By Wylie Harris
Wichita Falls Times-Record News
January 6, 2004
In Our Opinions (“Don’t Have a Cow,” 30 Dec.), you wisely cautioned against panic over the U.S. debut of mad cow disease. The USDA agrees, having announced that it will order no additional inspections. And with McDonald’s and Wendy's reporting steady burger sales, U.S. consumers seem unconcerned. But the hamburger chains' stocks – and the prices I'll get for my cattle – have both taken a hit, and I share the concerns behind that. The disease has turned up in 23 other countries, but been limited to single cases in only four of those. We should channel the alarm over our first case into correcting the flaws in our concentrated meat production, packing, and inspection systems that caused it in the first place.

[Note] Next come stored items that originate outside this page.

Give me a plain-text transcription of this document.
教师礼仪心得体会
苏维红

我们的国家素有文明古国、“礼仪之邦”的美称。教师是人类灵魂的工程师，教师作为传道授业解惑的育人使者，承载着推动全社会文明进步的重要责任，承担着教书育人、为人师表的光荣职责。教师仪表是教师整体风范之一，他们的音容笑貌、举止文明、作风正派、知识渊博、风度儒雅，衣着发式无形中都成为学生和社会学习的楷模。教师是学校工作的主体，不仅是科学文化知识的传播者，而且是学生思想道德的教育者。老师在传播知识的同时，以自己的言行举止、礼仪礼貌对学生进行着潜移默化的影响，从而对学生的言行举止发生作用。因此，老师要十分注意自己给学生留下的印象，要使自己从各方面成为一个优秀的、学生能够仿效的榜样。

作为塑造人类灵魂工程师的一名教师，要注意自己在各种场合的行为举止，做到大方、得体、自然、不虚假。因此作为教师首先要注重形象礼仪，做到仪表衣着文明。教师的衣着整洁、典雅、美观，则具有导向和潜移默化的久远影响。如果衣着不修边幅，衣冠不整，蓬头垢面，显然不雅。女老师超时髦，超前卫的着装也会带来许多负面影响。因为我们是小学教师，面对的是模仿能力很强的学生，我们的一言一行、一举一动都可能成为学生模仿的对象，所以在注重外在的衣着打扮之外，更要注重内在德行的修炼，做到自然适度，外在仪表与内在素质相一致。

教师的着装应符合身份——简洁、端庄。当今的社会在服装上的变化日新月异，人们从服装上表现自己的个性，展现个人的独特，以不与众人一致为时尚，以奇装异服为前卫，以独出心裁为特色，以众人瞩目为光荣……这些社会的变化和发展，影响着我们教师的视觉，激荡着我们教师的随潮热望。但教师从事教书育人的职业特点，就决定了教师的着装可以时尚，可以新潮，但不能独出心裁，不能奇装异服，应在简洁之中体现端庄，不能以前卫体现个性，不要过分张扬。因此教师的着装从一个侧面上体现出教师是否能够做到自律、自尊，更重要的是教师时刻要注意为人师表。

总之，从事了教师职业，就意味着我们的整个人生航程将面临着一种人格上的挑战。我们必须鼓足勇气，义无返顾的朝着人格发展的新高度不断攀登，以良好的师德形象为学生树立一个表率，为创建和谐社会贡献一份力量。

The FDA's ban on feeds containing tissue from ruminant animals – from which cattle get the disease – is enforced by inspecting feedlot records, rather than by testing the feed itself. Moreover, of the sick cattle slaughtered for beef in this country last year, no more than ten percent were tested for mad cow. It was extremely lucky that the case was detected at all, and also that the suspect meat didn't spread further. It reached 40 businesses in 8 states, from a small plant that packs 10,000 pounds a day. The 14 large plants that process 63 % of U.S. beef handle hundreds of times more. It's no wonder a recent study found antibiotic-resistant bacteria – another health risk bred in big feedlots and packing plants – in half of supermarket meats.
Assuming the inspection system stays broken, small cattle producers will be consumers' most reliable source of healthy beef. Nearly a third of the beef cattle in this country begin life in herds of less than 50 animals, raised mostly on pasture. If they're finished there, rather than shipped to a feedlot, they can't contract mad cow disease. Pasture-finishing also avoids feedlots' antibiotics and manure lagoons, while returning more of consumers' food dollar to the farmer. If all our beef were pasture-raised, we could forget mad cow disease – and our health, environment, and local economies would all benefit as well.